简介
《驭瓷》是一本让人爱不释手的古言脑洞小说,作者“祈琳林”以细腻的笔触描绘了一个关于萧玦沈青瓷的精彩故事。本书目前已经连载,热爱阅读的你快来加入这场精彩的阅读盛宴吧!
驭瓷小说章节免费试读
帐内的炭火总是烧得半死不活,勉强驱散着北地渗骨的寒气。沈青瓷裹着那件粗糙的兽皮,蜷在榻上,目光落在角落木架上叠放的两套衣物上——灰扑扑的麻布,宽大得毫无腰身,领口袖口缝制得粗疏,甚至能看到线头。颜色是沉闷的灰褐,像蒙了层永远擦不掉的尘土。
这是前几日随简陋饭食一起送来的“替换衣物”。一同送来的,还有一个约莫三十余岁、面容沉默拘谨的妇人,姓赵,负责照料她的起居。
赵嬷第一次来,便要帮她换上衣裙。沈青瓷只看了一眼那衣服,便坚决地摇头:“我不穿这个。”
赵嬷愣住了,大概从未见过被“请”到军中的女子还敢挑剔衣物,生硬地道:“姑娘,军中不比家里,有衣裳穿就不错了。你这身……实在不合体统,快换了吧。”
“不合体统?”沈青瓷扯了扯自己脏污的针织衫下摆,又指了指那堆灰布,“穿那个就合体统了?我不换。太丑了,穿着肯定也不舒服。”

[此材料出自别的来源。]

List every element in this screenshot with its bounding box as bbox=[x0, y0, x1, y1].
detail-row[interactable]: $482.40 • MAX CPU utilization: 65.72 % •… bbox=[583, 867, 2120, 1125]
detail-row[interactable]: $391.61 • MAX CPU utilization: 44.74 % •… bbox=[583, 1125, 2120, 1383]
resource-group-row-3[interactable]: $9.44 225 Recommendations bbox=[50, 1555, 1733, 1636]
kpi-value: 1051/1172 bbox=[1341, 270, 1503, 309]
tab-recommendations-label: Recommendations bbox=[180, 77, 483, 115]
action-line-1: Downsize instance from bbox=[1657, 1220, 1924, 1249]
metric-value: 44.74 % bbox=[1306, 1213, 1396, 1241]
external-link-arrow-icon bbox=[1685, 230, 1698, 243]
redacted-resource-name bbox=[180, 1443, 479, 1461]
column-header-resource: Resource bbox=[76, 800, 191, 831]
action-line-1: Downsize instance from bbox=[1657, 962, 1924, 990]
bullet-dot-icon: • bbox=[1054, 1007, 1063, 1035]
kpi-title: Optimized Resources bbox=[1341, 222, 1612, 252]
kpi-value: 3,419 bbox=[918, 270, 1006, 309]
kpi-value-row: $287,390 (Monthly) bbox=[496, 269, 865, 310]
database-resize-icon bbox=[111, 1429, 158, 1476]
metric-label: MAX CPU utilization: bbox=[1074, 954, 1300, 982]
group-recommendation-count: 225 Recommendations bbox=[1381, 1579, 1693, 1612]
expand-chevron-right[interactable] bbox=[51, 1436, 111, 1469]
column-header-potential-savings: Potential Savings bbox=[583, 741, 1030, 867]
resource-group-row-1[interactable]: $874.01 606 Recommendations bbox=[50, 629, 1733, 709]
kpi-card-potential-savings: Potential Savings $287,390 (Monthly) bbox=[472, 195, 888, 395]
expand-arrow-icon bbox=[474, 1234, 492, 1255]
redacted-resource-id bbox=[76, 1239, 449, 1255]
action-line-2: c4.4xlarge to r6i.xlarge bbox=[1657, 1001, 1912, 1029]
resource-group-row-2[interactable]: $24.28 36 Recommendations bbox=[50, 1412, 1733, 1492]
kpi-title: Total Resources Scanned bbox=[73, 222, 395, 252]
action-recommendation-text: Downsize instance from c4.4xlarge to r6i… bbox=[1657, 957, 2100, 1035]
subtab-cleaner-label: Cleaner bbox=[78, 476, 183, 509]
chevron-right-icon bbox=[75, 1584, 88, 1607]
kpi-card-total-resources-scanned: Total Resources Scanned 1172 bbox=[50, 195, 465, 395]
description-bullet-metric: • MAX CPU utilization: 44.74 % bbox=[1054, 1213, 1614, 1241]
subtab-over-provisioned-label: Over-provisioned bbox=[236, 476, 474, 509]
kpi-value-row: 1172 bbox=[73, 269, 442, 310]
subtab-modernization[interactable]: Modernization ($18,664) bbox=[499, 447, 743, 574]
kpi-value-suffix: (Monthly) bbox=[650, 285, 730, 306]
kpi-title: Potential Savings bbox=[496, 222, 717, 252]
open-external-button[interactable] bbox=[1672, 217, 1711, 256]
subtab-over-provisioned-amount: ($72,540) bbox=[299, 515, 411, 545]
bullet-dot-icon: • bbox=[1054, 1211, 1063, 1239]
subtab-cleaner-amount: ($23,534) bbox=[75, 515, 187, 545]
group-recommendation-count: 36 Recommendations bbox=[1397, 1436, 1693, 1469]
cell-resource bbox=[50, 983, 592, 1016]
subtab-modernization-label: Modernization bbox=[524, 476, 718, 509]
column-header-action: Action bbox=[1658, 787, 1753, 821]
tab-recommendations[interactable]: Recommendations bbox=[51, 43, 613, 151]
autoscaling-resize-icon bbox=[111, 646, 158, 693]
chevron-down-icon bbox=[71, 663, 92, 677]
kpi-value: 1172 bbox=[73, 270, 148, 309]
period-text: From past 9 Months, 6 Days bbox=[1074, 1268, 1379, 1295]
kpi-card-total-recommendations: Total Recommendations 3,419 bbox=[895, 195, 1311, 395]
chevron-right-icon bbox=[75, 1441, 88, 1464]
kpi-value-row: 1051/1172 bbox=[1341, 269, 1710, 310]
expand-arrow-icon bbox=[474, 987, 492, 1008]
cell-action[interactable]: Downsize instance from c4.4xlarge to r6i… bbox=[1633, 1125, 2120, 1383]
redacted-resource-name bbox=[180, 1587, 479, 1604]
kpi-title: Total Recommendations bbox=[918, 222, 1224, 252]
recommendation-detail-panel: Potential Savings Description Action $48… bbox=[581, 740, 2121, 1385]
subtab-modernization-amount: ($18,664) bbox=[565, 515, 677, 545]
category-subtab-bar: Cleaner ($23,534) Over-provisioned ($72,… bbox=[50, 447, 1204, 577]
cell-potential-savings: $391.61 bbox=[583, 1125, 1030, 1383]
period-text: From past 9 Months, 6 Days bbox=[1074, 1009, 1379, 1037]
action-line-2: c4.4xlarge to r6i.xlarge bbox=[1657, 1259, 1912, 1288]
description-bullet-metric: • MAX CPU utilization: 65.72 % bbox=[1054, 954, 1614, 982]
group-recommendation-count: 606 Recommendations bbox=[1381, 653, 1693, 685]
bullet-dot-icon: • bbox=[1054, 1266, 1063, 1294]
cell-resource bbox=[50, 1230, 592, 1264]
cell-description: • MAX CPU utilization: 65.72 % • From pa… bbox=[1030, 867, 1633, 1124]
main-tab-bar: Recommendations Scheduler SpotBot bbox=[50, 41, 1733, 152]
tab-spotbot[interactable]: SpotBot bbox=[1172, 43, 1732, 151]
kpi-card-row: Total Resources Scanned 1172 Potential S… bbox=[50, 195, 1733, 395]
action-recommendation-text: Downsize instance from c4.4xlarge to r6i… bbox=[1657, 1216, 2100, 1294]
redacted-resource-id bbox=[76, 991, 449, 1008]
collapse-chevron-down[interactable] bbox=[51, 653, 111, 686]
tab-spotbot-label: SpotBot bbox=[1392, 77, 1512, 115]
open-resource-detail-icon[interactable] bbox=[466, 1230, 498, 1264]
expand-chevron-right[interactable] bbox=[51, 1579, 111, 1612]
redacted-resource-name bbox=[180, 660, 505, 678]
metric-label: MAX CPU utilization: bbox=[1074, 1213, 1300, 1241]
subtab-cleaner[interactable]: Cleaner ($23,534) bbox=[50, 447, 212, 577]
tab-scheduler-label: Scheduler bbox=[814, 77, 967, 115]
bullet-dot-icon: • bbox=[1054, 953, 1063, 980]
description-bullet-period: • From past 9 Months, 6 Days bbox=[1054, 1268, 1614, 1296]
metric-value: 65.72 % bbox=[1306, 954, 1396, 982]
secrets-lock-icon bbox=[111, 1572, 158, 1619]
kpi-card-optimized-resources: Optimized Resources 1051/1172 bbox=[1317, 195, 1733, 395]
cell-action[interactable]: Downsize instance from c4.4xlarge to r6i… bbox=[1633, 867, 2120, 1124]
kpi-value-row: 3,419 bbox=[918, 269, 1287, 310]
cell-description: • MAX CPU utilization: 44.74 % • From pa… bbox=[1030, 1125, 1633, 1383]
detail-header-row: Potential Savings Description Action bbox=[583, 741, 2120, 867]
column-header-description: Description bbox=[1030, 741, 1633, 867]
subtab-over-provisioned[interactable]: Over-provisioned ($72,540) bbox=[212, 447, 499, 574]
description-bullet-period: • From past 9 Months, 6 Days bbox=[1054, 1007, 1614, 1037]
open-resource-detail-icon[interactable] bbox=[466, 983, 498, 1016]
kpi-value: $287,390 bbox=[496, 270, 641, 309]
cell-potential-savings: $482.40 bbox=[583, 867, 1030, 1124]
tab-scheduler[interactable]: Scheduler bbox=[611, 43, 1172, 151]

她说得直接,带着十九岁女孩特有的、对自己审美的固执。那衣服不仅仅是丑,更象征着她对自己身份的彻底放弃。穿着自己的衣服,哪怕破旧,她仍是沈青瓷;换上那麻布裙,她就真的成了这个时空里一个无名无姓、任人摆布的囚徒。
赵嬷劝不动,脸色有些不好看,但也没敢强迫,只嘟囔着“不识好歹”、“没见过这么倔的”,收拾了东西离开。此后她再来,也只是送饭食和热水,不再提换衣的事。
沈青瓷就这样固执地穿着她那身早已看不出原色的现代装束。脏了,就用有限的水勉强擦拭;破了,就自己笨拙地拉扯一下。价值?她反复咀嚼着萧玦留下的这个词。一个连件像样衣服都不肯换的囚徒,能有什么价值?她试探过赵嬷,也试图从送饭老兵那里套话,所有人都讳莫如深,只告诉她“王爷军务繁忙,姑娘安心待着”。
安心?如何安心?她像只被蒙住眼睛的雀鸟,关在笼中,不知窗外是晴是雨,更不知握笼之人究竟意欲何为。唯一的“价值”,似乎就是被关在这里本身。这种茫然未知的处境,比明确的威胁更让人焦灼。
她想出去,哪怕只是在帐篷附近走走,看看这究竟是个怎样的世界。但每次靠近帐帘,门外那两道沉默如山的身影便会微微一动,无形的压力扑面而来,让她不得不退缩。
—
与偏帐的压抑茫然不同,中军主帐内气氛炽热,却带着一种难以置信的诡异振奋。
萧玦站在巨大的北境舆图前,指尖划过几个新近标注的红色箭头,眉头微锁,并非不悦,而是深思。连日来,战报如雪片般飞至,却不再是溃败与求援,而是接连的捷报。
“鹰嘴隘已夺回,歼敌八百,我军伤亡不足百。”
“北狄囤粮的雾隐谷遭遇山体意外滑坡,存粮损毁三成,其前线补给已现窘迫。”
“昨日追击残敌,本该是逆风,追击途中风向却莫名偏转,我军箭矢射程大增,歼敌一部。”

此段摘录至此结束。